For ensure: absent, the status check filters Changed and Stable lists to only include files that actually exist on disk. This means after a successful removal, the scaffold is considered absent even if the target directory still exists with unrelated files. Purged files never affect the absent stability check.
Source Resolution
The source property is resolved relative to the manager’s working directory when it is a relative path. URL sources (with a scheme) are passed through unchanged. This allows manifests bundled with template directories to use relative paths.
Template Environment
Templates receive the full template environment, which provides access to:
facts - System facts for the managed node
data - Hiera-resolved configuration data
Template helper functions
Creating Scaffolds
A scaffold source is a directory tree where every file is a template. The directory structure is mirrored directly into the target, so the source layout becomes the output layout.

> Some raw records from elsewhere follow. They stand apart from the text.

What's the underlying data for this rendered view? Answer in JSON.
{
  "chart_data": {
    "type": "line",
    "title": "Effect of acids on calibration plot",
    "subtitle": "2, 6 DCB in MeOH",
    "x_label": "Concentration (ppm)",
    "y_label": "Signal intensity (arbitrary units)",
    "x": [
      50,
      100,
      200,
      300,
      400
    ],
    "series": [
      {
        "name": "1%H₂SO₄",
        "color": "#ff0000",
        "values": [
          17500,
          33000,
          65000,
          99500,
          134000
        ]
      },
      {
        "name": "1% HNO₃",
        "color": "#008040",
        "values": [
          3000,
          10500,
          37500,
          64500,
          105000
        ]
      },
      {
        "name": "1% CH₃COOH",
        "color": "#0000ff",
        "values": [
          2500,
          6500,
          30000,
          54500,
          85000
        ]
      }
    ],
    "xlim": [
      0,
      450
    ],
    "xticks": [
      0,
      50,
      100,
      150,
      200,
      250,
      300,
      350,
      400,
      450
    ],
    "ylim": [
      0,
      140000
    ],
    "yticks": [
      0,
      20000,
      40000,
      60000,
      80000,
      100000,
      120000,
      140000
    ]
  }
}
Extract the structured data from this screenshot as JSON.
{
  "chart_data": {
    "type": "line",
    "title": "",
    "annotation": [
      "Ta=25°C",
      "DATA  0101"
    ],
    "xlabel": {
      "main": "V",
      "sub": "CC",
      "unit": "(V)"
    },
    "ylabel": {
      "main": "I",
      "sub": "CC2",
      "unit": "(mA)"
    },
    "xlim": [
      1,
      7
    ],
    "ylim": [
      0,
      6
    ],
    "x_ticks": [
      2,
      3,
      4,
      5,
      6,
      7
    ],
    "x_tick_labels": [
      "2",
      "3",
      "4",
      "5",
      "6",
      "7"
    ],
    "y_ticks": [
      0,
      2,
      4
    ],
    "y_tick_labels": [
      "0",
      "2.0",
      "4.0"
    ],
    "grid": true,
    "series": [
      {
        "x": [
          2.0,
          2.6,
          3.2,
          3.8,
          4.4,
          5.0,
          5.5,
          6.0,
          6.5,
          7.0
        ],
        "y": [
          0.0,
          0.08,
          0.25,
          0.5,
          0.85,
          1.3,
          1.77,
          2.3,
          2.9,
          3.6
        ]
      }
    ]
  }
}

The Jet engine is the default because its [[ / ]] delimiters avoid conflicts with configuration files that use curly braces (YAML, JSON, systemd units). Use the Go engine when you need access to Sprig functions.
Partials
Files inside a _partials directory are reusable template fragments. They are rendered on demand using the render function but are excluded from the output.
This is useful for shared headers, repeated configuration blocks, or any content used across multiple files.
Two functions are available in both template engines:
render evaluates another template file from the source directory and returns its output as a string. The partial is rendered using the same engine and data as the calling template.
[[ render("_partials/database.conf", .) ]]
{{ render "_partials/database.conf" . }}
write creates an additional file in the target directory from within a template. This is useful for dynamically generating files based on data — for example, creating one configuration file per service.
[[ write("extra.conf", "generated content") ]]
{{ write "extra.conf" "generated content" }}
Sprig Functions
When using the Go template engine, all Sprig template functions are available. These provide string manipulation, math, date formatting, list operations, and more:
# Go engine example with Sprig functions
hostname: {{ .facts.hostname | upper }}
packages: {{ join ", " .data.packages }}
generated: {{ now | date "2006-01-02" }}
Example Scaffold
A complete scaffold for an application configuration:
log_level = info
log_file = /var/log/myapp/web01.log
[server]
bind = 0.0.0.0
port = 8080
workers = 4
Service
The service resource manages system services. Services have two independent properties: whether they are running and whether they are enabled to start at boot.
Warning
Use real service names, not virtual names or aliases.